Latest Common Voice Dataset Surpasses 20,000 Hours of Open-Source Speech Data

The April 2022 release also features six new languages, more speech data from female speakers

(GLOBAL | WEDNESDAY, APRIL 27, 2022) -- The latest Common Voice dataset, released today, has achieved a major milestone: More than 20,000 hours of open-source speech data that anyone, anywhere can use. The dataset has nearly doubled in the past year.

The new release also features six new languages — Tigre, Taiwanese (Minnan), Meadow Mari, Bengali, Toki Pona and Cantonese — and more speech data from female speakers.

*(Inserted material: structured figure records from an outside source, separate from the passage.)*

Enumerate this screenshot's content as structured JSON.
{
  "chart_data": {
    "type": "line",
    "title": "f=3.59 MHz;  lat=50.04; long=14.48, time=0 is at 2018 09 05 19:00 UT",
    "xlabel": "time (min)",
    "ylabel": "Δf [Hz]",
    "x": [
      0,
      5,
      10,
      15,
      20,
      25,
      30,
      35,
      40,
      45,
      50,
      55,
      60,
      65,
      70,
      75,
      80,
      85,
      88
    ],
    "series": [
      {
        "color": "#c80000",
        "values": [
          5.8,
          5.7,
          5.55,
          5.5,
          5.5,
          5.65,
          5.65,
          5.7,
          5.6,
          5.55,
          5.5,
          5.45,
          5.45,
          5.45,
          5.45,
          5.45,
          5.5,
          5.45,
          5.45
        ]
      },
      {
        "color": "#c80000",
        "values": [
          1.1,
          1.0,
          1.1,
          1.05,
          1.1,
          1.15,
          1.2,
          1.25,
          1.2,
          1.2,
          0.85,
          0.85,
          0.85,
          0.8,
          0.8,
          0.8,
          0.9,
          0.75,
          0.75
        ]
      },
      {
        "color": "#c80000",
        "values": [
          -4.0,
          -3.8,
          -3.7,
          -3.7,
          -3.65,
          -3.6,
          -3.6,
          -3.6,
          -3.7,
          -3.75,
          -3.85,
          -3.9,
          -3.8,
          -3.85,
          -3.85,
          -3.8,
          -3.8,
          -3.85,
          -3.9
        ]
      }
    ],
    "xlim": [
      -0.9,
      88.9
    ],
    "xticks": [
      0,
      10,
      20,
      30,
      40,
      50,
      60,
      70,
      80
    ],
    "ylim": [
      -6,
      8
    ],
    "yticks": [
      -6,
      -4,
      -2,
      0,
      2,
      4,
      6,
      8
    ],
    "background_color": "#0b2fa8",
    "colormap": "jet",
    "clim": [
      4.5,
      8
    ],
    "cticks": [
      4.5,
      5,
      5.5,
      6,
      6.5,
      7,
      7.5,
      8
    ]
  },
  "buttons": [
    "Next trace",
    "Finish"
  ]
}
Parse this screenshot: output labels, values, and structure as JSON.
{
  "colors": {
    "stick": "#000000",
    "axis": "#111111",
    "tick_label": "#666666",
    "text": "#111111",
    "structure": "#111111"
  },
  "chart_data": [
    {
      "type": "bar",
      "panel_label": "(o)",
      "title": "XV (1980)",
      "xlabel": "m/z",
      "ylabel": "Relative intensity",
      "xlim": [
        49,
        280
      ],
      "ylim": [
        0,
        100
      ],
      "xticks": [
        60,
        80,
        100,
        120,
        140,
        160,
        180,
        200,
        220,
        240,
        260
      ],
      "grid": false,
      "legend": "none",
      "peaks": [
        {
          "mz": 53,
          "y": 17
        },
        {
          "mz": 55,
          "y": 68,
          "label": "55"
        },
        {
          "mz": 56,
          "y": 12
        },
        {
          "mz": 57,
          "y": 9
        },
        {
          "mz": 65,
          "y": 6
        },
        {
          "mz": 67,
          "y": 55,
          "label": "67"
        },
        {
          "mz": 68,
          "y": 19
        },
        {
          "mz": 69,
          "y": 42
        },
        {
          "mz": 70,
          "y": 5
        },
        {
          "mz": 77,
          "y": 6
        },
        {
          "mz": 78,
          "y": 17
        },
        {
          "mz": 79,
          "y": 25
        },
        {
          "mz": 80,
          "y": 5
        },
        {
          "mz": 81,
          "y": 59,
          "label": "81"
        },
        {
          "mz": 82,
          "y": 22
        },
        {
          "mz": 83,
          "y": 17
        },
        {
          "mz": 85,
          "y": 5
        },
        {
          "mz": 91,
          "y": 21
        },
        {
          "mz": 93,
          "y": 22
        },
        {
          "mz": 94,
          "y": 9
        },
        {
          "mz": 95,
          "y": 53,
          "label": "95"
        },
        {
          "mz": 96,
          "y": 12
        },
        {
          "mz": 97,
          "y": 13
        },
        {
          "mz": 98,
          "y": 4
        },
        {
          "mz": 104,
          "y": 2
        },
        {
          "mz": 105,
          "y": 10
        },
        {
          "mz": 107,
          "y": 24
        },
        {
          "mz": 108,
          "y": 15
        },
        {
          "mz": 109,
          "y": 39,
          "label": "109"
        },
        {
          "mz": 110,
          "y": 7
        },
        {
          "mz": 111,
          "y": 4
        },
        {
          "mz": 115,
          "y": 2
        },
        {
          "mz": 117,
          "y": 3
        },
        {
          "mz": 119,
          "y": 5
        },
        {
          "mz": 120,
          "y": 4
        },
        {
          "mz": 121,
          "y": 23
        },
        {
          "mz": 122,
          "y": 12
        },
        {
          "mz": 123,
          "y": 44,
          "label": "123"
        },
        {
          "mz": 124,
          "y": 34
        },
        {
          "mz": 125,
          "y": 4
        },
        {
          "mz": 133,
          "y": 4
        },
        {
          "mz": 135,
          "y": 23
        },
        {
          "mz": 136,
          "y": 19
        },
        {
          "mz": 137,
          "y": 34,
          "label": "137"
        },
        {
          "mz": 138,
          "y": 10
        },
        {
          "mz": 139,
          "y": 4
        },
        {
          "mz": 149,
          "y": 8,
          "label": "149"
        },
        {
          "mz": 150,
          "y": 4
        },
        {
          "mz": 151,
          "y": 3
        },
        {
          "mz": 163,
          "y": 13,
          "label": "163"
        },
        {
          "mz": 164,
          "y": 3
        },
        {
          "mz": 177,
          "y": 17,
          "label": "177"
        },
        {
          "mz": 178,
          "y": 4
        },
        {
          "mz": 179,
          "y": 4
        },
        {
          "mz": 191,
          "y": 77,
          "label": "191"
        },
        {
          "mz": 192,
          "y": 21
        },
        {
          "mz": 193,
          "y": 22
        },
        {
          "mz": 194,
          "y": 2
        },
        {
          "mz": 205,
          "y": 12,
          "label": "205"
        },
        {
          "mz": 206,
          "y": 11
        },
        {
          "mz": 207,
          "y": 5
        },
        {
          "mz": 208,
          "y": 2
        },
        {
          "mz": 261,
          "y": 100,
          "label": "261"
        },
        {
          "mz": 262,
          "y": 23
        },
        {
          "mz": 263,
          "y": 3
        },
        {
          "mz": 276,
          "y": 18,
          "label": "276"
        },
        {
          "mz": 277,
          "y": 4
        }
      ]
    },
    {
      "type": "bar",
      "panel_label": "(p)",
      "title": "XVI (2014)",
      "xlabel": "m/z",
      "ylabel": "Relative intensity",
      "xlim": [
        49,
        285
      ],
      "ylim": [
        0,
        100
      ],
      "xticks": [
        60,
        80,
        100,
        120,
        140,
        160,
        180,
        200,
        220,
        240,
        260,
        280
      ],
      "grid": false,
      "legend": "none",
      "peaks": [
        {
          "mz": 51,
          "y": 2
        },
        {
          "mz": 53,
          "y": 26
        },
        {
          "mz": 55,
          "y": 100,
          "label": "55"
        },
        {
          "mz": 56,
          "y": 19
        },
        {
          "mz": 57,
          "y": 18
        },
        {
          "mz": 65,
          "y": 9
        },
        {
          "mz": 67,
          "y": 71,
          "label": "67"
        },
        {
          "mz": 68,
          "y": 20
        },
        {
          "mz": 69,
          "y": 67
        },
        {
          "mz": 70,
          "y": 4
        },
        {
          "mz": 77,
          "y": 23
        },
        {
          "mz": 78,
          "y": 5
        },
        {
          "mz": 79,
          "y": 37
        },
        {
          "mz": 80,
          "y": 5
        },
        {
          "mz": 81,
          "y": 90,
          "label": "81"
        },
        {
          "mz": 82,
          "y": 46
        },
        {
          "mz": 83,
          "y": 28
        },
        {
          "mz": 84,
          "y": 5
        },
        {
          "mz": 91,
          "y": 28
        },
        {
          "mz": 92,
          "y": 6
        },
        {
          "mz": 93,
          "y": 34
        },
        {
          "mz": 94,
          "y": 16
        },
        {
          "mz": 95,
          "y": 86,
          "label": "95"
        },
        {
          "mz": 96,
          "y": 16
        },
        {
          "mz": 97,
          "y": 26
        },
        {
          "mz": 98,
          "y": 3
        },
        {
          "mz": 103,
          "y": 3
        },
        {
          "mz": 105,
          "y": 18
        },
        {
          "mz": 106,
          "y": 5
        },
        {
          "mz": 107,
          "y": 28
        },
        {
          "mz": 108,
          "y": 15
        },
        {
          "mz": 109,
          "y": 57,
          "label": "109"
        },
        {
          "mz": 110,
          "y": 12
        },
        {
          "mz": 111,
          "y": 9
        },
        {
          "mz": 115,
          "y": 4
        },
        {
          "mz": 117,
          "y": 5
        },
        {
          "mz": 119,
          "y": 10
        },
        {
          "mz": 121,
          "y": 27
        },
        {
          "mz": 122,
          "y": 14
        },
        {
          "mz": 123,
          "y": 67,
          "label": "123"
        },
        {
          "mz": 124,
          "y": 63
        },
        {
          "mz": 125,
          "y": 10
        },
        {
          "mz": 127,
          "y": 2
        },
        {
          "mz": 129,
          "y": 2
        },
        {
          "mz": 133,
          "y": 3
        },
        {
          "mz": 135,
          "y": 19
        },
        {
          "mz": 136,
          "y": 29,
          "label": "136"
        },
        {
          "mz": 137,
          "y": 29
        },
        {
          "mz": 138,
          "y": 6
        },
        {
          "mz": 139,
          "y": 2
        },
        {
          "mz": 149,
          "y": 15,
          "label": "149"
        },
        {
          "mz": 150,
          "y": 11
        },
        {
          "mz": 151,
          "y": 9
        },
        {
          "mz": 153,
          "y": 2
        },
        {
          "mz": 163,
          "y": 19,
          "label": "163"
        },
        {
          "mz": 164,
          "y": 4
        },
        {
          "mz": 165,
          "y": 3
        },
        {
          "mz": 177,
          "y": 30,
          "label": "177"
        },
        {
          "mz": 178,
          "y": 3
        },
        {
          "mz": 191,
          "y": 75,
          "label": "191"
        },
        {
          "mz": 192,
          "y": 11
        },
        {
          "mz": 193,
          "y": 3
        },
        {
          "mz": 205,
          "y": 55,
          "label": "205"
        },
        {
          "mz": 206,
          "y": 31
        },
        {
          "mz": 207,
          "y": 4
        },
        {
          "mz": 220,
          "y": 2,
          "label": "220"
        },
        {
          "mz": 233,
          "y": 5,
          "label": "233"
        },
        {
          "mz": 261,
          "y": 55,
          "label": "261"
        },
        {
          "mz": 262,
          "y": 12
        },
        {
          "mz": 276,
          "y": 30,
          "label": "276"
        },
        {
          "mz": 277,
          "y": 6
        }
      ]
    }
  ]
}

This is Common Voice’s ninth release. Common Voice is a Mozilla Foundation initiative with cross-sector backing from entities like the Gates Foundation, GIZ, NVIDIA and the UK FCDO. It is the world’s largest multilingual, open-source dataset. Common Voice is used by researchers, academics, and developers around the world to train voice-enabled technology and ultimately make it more inclusive and accessible.

Says Hillary Juma, Common Voice Community Manager: “We are so glad to see new languages and increased representation in our latest dataset release. Our contributors have made this possible — from voice donations, to initiating their language in our project, to opening new opportunities for people to build voice technology tools that can support every language spoken across the world.”

Access the dataset: https://commonvoice.mozilla.org/datasets

Highlights from the latest dataset:

The new release also features six new languages: Tigre, Taiwanese (Minnan), Meadow Mari, Bengali, Toki Pona and Cantonese.

Twenty seven languages now have at least 100 hours of speech data. They include Bengali, Thai, Basque, and Frisian.

Nine languages now have at least 500 hours of speech data. They include Kinyarwanda (2,383 hours), Catalan (2,045 hours), and Swahili (719 hours).

Nine languages now all have at least 45% of their gender tags as female. They include Marathi, Dhivehi, and Luganda.

The Catalan community fueled major growth. The Catalan community's Project AINA — a collaboration between Barcelona Supercomputing Center and the Catalan Government — mobilized Catalan speakers to contribute to Common Voice.

Highest community participation in decision making yet. The Common Voice language Rep Cohort has contributed feedback and learnings about optimal sentence collection, the inclusion of language variants, and more.